CREDIT REPAIR CONSULTATION

 

How Can I Get My Old Limit Restored? 

Now that your limit has been cut, what are some steps you can take to begin restoring it? If you have had your credit limit lowered, the first thing you need to do is verify with your card issuer and ask a representative for an explanation for the credit limit drop. Depending on the reason for the limit cut, there are a few things you can do!

If the cutback was caused by a financial setback that prevented you from making your payments or keeping your balance in good standings, just explaining the situation can make all the difference.  This could be going over what exactly happened that threw off your standing or an explanation of what steps you are going to take to get everything back in order! Many issuers would be more than happy to work with you to restore your credit limit if certain criteria are met! This can be anything from making on-time payments over an extended period of time or paying down your balance to a certain number.

Another way you can potentially help your situation would be to write a goodwill letter to the issuer! A goodwill letter can also prompt the issuer to remove a late payment from the report depending on your credit history. This option can take substantially longer to take effect and is only valid if you held prior positive payment history.

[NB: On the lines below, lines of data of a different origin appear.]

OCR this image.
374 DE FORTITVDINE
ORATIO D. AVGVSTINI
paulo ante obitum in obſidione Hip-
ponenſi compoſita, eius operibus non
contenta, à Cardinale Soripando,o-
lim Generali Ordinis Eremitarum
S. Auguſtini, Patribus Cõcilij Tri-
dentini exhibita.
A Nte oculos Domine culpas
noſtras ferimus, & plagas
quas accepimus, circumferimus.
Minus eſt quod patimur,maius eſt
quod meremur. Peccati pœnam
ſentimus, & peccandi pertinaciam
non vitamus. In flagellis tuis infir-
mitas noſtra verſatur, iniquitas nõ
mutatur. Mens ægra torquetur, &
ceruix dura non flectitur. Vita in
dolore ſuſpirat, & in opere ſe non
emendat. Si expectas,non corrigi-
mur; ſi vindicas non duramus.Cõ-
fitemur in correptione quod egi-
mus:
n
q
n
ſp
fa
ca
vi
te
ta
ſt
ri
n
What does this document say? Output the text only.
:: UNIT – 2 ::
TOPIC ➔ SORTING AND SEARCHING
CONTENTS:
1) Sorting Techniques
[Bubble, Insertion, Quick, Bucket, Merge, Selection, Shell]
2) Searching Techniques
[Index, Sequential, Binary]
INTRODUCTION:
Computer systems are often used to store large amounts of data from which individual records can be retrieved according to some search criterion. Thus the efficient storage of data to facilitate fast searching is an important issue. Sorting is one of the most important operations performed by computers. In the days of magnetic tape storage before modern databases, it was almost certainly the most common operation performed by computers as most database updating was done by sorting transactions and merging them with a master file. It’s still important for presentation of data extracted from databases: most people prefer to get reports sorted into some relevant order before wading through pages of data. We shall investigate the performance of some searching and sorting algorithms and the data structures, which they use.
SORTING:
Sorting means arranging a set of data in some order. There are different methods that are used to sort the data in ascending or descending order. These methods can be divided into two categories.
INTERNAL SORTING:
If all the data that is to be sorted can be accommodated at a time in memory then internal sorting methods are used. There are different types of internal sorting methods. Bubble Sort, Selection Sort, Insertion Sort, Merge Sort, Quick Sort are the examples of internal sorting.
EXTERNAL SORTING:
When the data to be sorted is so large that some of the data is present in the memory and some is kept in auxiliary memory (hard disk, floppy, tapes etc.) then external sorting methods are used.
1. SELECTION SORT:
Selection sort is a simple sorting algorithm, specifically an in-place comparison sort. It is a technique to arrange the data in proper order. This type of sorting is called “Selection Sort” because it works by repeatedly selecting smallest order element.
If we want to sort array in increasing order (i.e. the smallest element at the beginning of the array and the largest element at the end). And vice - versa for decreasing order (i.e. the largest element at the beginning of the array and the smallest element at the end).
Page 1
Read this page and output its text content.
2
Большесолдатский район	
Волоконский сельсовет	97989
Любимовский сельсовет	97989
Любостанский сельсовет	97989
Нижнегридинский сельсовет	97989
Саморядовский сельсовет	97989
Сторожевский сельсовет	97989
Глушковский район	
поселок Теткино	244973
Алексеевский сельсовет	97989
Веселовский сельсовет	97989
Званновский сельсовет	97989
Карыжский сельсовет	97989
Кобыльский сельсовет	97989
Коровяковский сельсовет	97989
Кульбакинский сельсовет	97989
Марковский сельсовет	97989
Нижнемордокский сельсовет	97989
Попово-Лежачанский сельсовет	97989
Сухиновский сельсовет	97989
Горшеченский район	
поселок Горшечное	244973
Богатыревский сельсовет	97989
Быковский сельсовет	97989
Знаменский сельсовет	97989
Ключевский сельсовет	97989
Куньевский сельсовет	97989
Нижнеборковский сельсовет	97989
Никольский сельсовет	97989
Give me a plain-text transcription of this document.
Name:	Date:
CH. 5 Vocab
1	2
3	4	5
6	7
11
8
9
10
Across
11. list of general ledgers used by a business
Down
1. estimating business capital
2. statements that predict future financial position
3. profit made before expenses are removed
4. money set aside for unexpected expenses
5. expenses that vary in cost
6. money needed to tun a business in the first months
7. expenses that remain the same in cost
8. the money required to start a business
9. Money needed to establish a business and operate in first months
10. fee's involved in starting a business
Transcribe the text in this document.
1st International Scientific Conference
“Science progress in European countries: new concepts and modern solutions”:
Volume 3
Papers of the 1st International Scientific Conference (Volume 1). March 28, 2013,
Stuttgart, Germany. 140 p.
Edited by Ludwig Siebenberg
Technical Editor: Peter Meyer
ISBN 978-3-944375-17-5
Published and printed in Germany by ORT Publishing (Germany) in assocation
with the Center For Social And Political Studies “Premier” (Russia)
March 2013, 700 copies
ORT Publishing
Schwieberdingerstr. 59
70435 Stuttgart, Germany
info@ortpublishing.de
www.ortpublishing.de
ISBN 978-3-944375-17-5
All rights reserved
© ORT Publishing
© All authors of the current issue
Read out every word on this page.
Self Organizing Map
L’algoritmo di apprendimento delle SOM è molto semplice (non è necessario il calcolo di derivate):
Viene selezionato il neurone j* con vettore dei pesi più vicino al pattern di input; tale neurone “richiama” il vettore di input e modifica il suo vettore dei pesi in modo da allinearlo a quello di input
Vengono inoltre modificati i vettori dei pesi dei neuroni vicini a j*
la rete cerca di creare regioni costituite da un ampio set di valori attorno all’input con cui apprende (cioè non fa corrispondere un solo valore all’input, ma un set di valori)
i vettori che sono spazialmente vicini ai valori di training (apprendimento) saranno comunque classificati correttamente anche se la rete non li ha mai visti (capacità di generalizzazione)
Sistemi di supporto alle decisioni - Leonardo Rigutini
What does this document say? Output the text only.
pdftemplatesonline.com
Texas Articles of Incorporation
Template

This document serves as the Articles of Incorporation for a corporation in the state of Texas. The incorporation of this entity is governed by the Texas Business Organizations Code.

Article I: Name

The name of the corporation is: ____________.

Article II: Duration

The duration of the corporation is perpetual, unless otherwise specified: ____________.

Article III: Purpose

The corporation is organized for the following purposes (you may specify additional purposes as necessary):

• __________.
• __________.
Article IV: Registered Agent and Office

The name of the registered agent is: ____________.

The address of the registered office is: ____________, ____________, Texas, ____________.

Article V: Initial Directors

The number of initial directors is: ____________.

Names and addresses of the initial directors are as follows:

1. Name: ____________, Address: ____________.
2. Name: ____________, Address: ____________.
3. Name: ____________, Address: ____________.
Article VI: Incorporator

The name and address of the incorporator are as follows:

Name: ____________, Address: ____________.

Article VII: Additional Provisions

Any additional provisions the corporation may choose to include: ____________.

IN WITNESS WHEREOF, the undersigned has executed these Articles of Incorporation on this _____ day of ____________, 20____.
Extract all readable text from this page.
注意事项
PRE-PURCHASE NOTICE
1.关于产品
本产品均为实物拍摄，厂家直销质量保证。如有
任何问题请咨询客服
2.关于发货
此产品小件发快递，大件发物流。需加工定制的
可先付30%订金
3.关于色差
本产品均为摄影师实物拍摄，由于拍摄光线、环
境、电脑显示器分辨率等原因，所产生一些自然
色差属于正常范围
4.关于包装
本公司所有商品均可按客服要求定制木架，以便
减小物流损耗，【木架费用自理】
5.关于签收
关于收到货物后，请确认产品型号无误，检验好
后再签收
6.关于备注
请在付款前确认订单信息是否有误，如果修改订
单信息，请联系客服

Your issuer is not required by law to make changes to restore your previous credit limit and these prior attempts may not show results. If you are denied and you believe that the card company is neglecting to assist you in any way, you can file a complaint with the Consumer Financial Protection Bureau to attempt to provide urgency to the situation.

 

Don’t Put Yourself At Risk

It is not common for card issuers to make changes to your credit limit, but there many cases where it does happen. There are a few ways that can help ensure you are never the target of a credit limit cut. Be sure to monitor your credit report for any changes, errors, and fraudulent accounts that could lead to a credit limit cut. You are entitled by law to one free credit report per year from each of the major credit bureaus, and it can be obtained at AnnualCreditReport.com. There are many other monitoring services out there like Credit Armor that take a deep dive into your credit report and provide helpful tools to help dispute and correct misinformation on your report.

The best way to prevent a decreased credit limit and keep your credit in good standings is to make sure to keep your credit utilization as low as possible, pay your balances on time and monitor your report for any inconsistencies that may pop up!